Ein Wort zum Montag, dem 27. Mai 2024
VON CORNELIA SENG
„Das Beste wäre doch, unsere Bewegung OMAS GEGEN RECHTS würde gar nicht gebraucht.“ Gabi hat mir einen Blumenstrauß gebracht von der Kasseler Gruppe der OMAS. Wir unterhalten uns über unsere Treffen in Kassel. Im Herbst 2019 hatte die Friedrich-Ebert-Stiftung eine Lesereise mit Monika Salzer, der Gründerin aus Österreich, veranstaltet. Das war mein erster Kontakt zu den OMAS. Gabi ist etwas später zu unserer Gruppe gekommen. Wir alle sind Frauen in der zweiten Hälfte des Lebens. Viele von uns hatten Begegnungen mit Flüchtlingen oder haben Freunde mit Migrationshintergrund. Die Verachtung und Menschenfeindlichkeit, die schon damals laut geäußert wurde, erschreckte uns zutiefst. „Aber nie hätten wir gedacht, dass es so schlimm wird wie heute“, sagt Gabi. Und ich stimme ihr voll zu. „Unglaub und Torheit brüsten sich frecher jetzt als je“, heißt es in einem Kirchenlied zu Pfingsten. Ich kann das aus ganzem Herzen singen.
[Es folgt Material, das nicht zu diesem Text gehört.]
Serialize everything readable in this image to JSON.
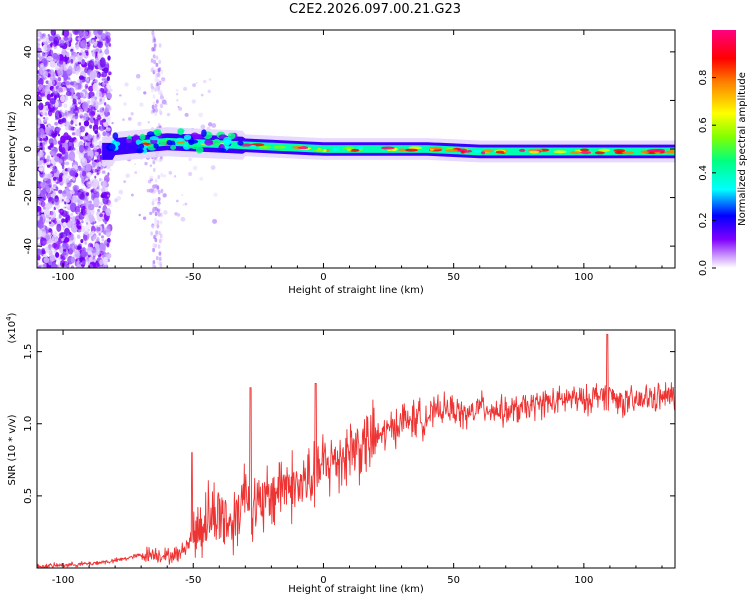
{
  "title": "C2E2.2026.097.00.21.G23",
  "chart_data": [
    {
      "type": "heatmap",
      "name": "spectrogram",
      "title": "C2E2.2026.097.00.21.G23",
      "xlabel": "Height of straight line (km)",
      "ylabel": "Frequency (Hz)",
      "xlim": [
        -110,
        135
      ],
      "ylim": [
        -49,
        49
      ],
      "xticks": [
        -100,
        -50,
        0,
        50,
        100
      ],
      "xtick_labels": [
        "-100",
        "-50",
        "0",
        "50",
        "100"
      ],
      "yticks": [
        -40,
        -20,
        0,
        20,
        40
      ],
      "ytick_labels": [
        "-40",
        "-20",
        "0",
        "20",
        "40"
      ],
      "colorbar": {
        "label": "Normalized spectral amplitude",
        "range": [
          0,
          1
        ],
        "ticks": [
          0.0,
          0.2,
          0.4,
          0.6,
          0.8
        ],
        "tick_labels": [
          "0.0",
          "0.2",
          "0.4",
          "0.6",
          "0.8"
        ],
        "colors": [
          "#ffffff",
          "#cc99ff",
          "#7f00ff",
          "#0000ff",
          "#00ffff",
          "#00ff80",
          "#80ff00",
          "#ffff00",
          "#ff8000",
          "#ff0000",
          "#ff0080"
        ]
      },
      "ridge": {
        "description": "narrow band centered near 0 Hz",
        "x": [
          -80,
          -60,
          -40,
          -20,
          0,
          20,
          40,
          60,
          80,
          100,
          120,
          135
        ],
        "center_hz": [
          1,
          3,
          2,
          1,
          0,
          0,
          0,
          -1,
          -1,
          -1,
          -1,
          -1
        ],
        "amplitude": [
          0.45,
          0.55,
          0.6,
          0.75,
          0.8,
          0.55,
          0.55,
          0.7,
          0.85,
          0.9,
          0.8,
          0.75
        ]
      }
    },
    {
      "type": "line",
      "name": "snr",
      "xlabel": "Height of straight line (km)",
      "ylabel": "SNR (10 * v/v)",
      "scale_label": "(x10",
      "scale_exp": "4",
      "xlim": [
        -110,
        135
      ],
      "ylim": [
        0,
        1.65
      ],
      "xticks": [
        -100,
        -50,
        0,
        50,
        100
      ],
      "xtick_labels": [
        "-100",
        "-50",
        "0",
        "50",
        "100"
      ],
      "yticks": [
        0.5,
        1.0,
        1.5
      ],
      "ytick_labels": [
        "0.5",
        "1.0",
        "1.5"
      ],
      "color": "#ee3333",
      "x": [
        -110,
        -100,
        -90,
        -80,
        -70,
        -65,
        -60,
        -55,
        -50,
        -45,
        -40,
        -35,
        -30,
        -25,
        -20,
        -15,
        -10,
        -5,
        0,
        5,
        10,
        15,
        20,
        25,
        30,
        35,
        40,
        45,
        50,
        55,
        60,
        65,
        70,
        75,
        80,
        85,
        90,
        95,
        100,
        105,
        110,
        115,
        120,
        125,
        130,
        135
      ],
      "y": [
        0.01,
        0.02,
        0.03,
        0.05,
        0.09,
        0.1,
        0.08,
        0.1,
        0.22,
        0.35,
        0.38,
        0.3,
        0.55,
        0.4,
        0.5,
        0.6,
        0.55,
        0.62,
        0.7,
        0.75,
        0.82,
        0.85,
        0.9,
        0.95,
        1.02,
        1.03,
        1.05,
        1.1,
        1.1,
        1.05,
        1.12,
        1.1,
        1.08,
        1.1,
        1.12,
        1.15,
        1.15,
        1.18,
        1.15,
        1.2,
        1.2,
        1.15,
        1.15,
        1.18,
        1.18,
        1.2
      ],
      "spikes": [
        {
          "x": -50.5,
          "y": 0.8
        },
        {
          "x": -28,
          "y": 1.25
        },
        {
          "x": -3,
          "y": 1.28
        },
        {
          "x": 109,
          "y": 1.62
        }
      ]
    }
  ]
}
Eines der wenigen „echten“ Bilder in unserem Wohnzimmer trägt den Titel „Zeichen setzen“. Es stammt von dem Kunstprofessor und Grafiker K. Oskar Blase. Damals habe ich das Bild in einer Ausstellung gesehen und war gleich fasziniert: Ein klar strukturiertes Zeichen in der Mitte, deutlich erkennbar, fast leuchtend, – inmitten von Krickelkrakel.
Zeichen setzen! Das haben sich die OMAS zum Anliegen gemacht. Und den Respekt vor der Würde jedes Menschen anzumahnen. Gegen die Verwirrungen und Irrungen in Politik und Gesellschaft Zeichen zu setzen.
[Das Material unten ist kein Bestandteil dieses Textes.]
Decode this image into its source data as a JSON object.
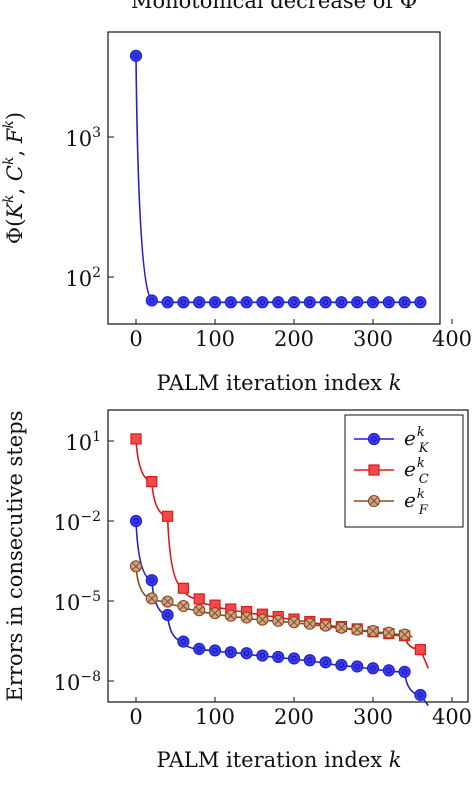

„Man zündet nicht ein Licht an und stellt es unter einen Eimer“, hat Jesus gesagt. „Lasst euer Licht leuchten vor den Leuten, damit sie eure guten Werke sehen und euren Vater im Himmel preisen“ (Mt 5,15f). Ich verstehe das als Aufforderung, Zeichen zu setzen. Ohne auf Erfolg zu schielen.
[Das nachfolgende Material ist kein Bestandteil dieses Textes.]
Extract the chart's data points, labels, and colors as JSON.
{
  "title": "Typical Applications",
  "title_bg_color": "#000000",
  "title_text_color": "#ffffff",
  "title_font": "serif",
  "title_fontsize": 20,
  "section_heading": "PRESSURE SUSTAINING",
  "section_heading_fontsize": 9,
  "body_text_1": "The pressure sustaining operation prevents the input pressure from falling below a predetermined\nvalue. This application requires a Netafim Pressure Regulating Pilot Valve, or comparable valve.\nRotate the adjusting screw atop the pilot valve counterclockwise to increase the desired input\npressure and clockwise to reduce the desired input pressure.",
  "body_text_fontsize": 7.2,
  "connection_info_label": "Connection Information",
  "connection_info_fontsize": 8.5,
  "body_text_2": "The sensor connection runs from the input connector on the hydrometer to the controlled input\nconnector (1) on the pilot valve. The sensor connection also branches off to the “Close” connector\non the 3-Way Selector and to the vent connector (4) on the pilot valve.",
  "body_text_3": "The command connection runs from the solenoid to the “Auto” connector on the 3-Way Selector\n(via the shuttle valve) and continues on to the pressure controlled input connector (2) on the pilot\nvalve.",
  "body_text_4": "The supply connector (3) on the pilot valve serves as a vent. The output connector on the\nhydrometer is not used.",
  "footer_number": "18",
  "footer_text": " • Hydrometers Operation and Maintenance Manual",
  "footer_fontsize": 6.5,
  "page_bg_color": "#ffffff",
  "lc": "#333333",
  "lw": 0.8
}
Vor Jahren habe ich zwei junge Frauen aus dem Irak zur Werkstatt der Lebenshilfe begleitet, einer Werkstätte für neurodiverse Menschen. Sie sollten sich die Einrichtung ansehen. Im Irak hatten sie versteckt im Haus gelebt, versorgt von ihrer alten Mutter. Hier sollten sie die Werkstätte kennenlernen. Aus irgendeinem Grund habe ich morgens am Arbeitsbeginn vor dem Eingang des Gebäudes gewartet. Immer wieder kamen Busse und brachten Menschen mit mehr oder weniger großen Einschränkungen. Ihr Arbeitsplatz war ihren Möglichkeiten entsprechend ausgesucht. Ich erinnere mich gut, wie beeindruckt ich war, wie gerührt und dankbar, dass ich in einem Staat leben darf, der die Förderung neurodiverser Menschen unterstützt. Und ihre Würde achtet.
„Die Würde des Menschen ist unantastbar. Sie zu achten und zu schützen ist Verpflichtung aller staatlichen Gewalt.“ (GG Artikel 1)
In 75 Jahren wird die Generation meiner kleinen Enkel 150 Jahre Grundgesetz feiern. Dafür lohnt es sich, heute Zeichen zu setzen.